とかくこの世は生きづらいと漱石が書いてからもう幾年が経ったのか、数える気にもならないから全く知らないし、単なる話の枕に過ぎないからどうでもいいんだけど、どうも今の世はもっと生きづらくなってきているようだ。
様々な問題が山積みだし、聞いたこともない問題が次々に産まれては解決されないまま消えていく。じゃあ解決しなくていいんだ、って感じでほっといてるとリーマンショックやら原発爆発なんかでツケが回ってくる。もぐらたたきはメタファーとしていつも非常に有用だ。
僕は政治家でも経済学者でもないから、それらの問題には何も言えないけど、よくネットで話題になる男性と女性という二つの性の問での生きづらさという問題には何かが言えそうな気がしてこの文章を書いている。ネットでこういった類の文章がよく書かれるのも似たような理由だ。(大体の人は男か女だから一端の口を聞ける。)
この、男性と女性の間での問題というのも、今まさに解決しないでいたツケが少子化や雇用問題という形で噴出してきているところだ。全く無関係に見えるところにまで飛び火してもいるだろう。
僕がこの問題について今まさに書いているのは、さっき言ったように僕がこの問題について何かを言えそうというのもあるが、この問題が今の日本社会の最も大きな問題で、これを解決すれば今の日本の殆どの問題は解決すると思っているからだ。
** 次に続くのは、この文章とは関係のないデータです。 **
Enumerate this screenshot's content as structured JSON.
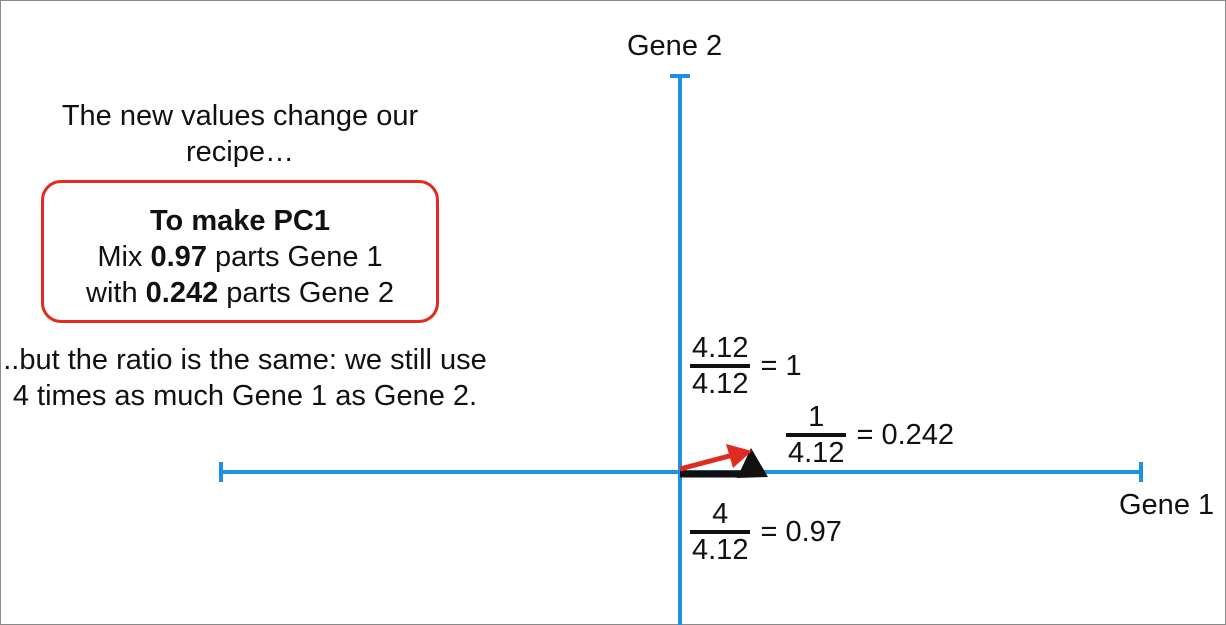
{
  "intro_text": "The new values change our recipe…",
  "recipe": {
    "title": "To make PC1",
    "line1_prefix": "Mix ",
    "line1_value": "0.97",
    "line1_suffix": " parts Gene 1",
    "line2_prefix": "with ",
    "line2_value": "0.242",
    "line2_suffix": " parts Gene 2"
  },
  "ratio_text": "..but the ratio is the same: we still use 4 times as much Gene 1 as Gene 2.",
  "axes": {
    "y_label": "Gene 2",
    "x_label": "Gene 1"
  },
  "fractions": {
    "top": {
      "numerator": "4.12",
      "denominator": "4.12",
      "result": "= 1"
    },
    "right": {
      "numerator": "1",
      "denominator": "4.12",
      "result": "= 0.242"
    },
    "bottom": {
      "numerator": "4",
      "denominator": "4.12",
      "result": "= 0.97"
    }
  },
  "colors": {
    "axis": "#1e90e8",
    "recipe_border": "#e02b20",
    "new_vector": "#e02b20",
    "original_vector": "#111111"
  }
}
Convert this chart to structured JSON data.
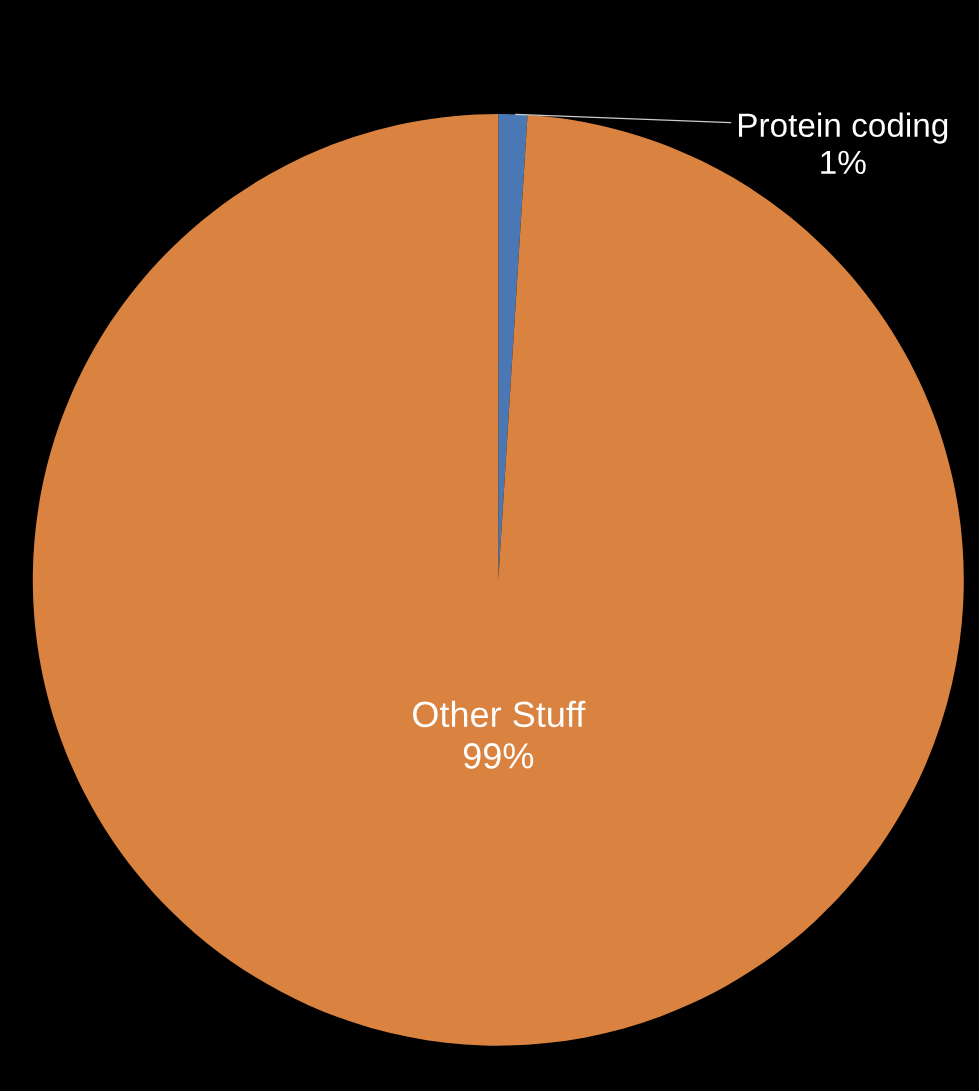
{
  "chart_data": {
    "type": "pie",
    "categories": [
      "Protein coding",
      "Other Stuff"
    ],
    "values": [
      1,
      99
    ],
    "colors": [
      "#4a78b5",
      "#da823f"
    ],
    "value_labels": [
      "1%",
      "99%"
    ],
    "legend": false
  }
}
これまでの日本では、男性が女性を抑圧してきた。日本の「社会」というのは男のもので、女は付随物に過ぎなかった。だから社会的に成功した男には女がついてきたし、逆に社会的に成功してない男には殆ど女が寄り付かなかった。女は対異性的に成功していれば嫁として社会的に成功することができ、それ以外で生きる道は存在しなかった。
だからこれまでの日本での性差の問題というのは、社会的な成功をできない、もしくは興味がない男と、対異性的には成功できない、もしくは興味が無い女のものだった。彼らは「社会」から疎外されていたのだ。
しかし、女性が抑圧から解放され始めたことで問題が全体に波及する。
女が「社会」の付随物ではなくなったために、社会的に成功しているにも関わらず女を手に入れられない男が増え、反対に、対異性的には成功しているものの社会的には成功できない女も出た。
これまでは男は社会的に、女は対異性的に成功していればよかったのだが、両性ともに社会的にも対異性的にも成功を果たさなければならなくなったのだ。
それによって負担が増えたように感じる、対異性的に成功していない男は女性解放を訴える女達に怨嗟の声を上げ、社会的に成功していない女は社会的な成功を約束しなくなったふがいない男達に対して罵りの声を浴びせる。
現状、男性も女性も、どう生きていても非難を避ける事は出来ない。
たとえ対異性的に成功しようと社会的な成功をしていない男はクズだし、両方で成功を果たしていてもリア充と言って叩かれる。
たとえ対異性的に成功しようと社会的な成功をしていない女はビッチだし、両方で成功を果たしていてもリア充と言って叩かれる。
勿論そうではない。
かつてアメリカで黒人が解放の声を上げた時最も人種間の争いが激しくなったように、今は過渡期に居るだけだ。
将来、女性が完全に解放された時、本当にそんな時が来るのかはわからないが、その時は性別の間の争いはなくなるだろう。誰もそれを意識しないからだ。
仮にその時が来ず、人種差別のように、女性差別が社会を通奏低音のように流れ続けたとしても、解放が進めば進むほど事態はよくなる。
対異性的に認められることと社会的な成功がイコールになる時代になるからだ。
今主夫が認められつつ有るように、女性の解放というのは、男性の中の女性性の解放でもあるのだ。
漱石の小説もこの問題について書いている。彼の小説は日本のエリートが西欧で流行っている恋愛というものをしてみんとしたものの集積だ。社会的にはエリートなんだけど恋愛的、対女性的には坊っちゃんで、結局それは上手くいかないまま終わった。村上春樹がその後を継いで成功しようとしている、とか言われてる。